As announced, here comes a short introduction to Spectral Python:
What is Spectral Python?
Spectral Python or SPy is a Python module for hyperspectral image processing. It works with Python 2.6/3.3 or higher versions (Python 3.6.2 is available since yesterday! 😉).
You can read, write, visualize and classify data with SPy. It is in a quite early development stage (version 0.19), but it is worth to give it a try!
I recommend to work with Python in a Linux environment – so all following instructions were carried out on Ubuntu Linux bash.
You need to have Python installed, moreover the package manager pip or pip3.
First let’s install the dependencies with pip.
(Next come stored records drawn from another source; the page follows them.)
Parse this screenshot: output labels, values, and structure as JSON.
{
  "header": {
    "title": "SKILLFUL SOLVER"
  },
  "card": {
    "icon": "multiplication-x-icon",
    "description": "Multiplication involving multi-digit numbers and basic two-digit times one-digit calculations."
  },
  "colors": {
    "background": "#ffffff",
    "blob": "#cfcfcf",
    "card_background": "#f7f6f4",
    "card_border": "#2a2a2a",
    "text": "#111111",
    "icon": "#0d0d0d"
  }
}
We need to have the packages numpy, pillow, matplotlib and ipython installed:
sudo pip install numpy pillow matplotlib ipython
After that, we install Spectral Python:
sudo pip install spectral
If it is successfully installed, you should get the following message:
Collecting spectral Downloading spectral-0.19.tar.gz (141kB) 100% |████████████████████████████████| 143kB 1.9MB/s Requirement already satisfied: numpy in /usr/lib/python2.7/dist-packages (from spectral) Installing collected packages: spectral Running setup.py install for spectral ... done Successfully installed spectral-0.19
Now it is time to code! Some basic Python knowledge is very helpful therefore.
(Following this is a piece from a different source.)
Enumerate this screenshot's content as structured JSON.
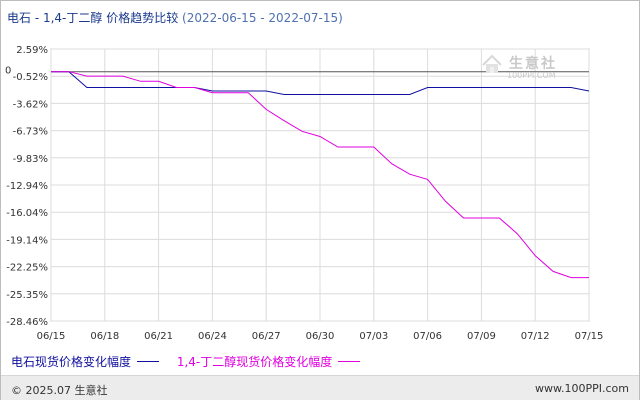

If you have never worked with Python before, I recommend a basic course. There are a lot of sources out there, that help you with the process of learning a programming language. Personally I started with Codecademy some years ago. The learning curve is steep and it is quite entertaining, because of the “gamification” of the courses.
When I started to write this blog-post I stopped at the official Spectral Python web-portal. Looking at the official documentation I realized that it was tailored more or less like an easily understandable tutorial – in a higher quality than I could provide to you here in a quickly written post.
-> User Guide <-
However, SPy does not yet read GeoTiff files. So you will have to use ENVI, AVIRIS or ERDAS/LAN files.
You can simply convert your tiff files with gdal_translate like that:
gdal_translate -of LAN input.tif output.lan
Finally a short example of a NDVI calculation from a small HySpex imagery subset:
Whatever your requirements on image manipulations/analysis are – you can extend your Python code with manifold capabilities of packages like NumPy etc.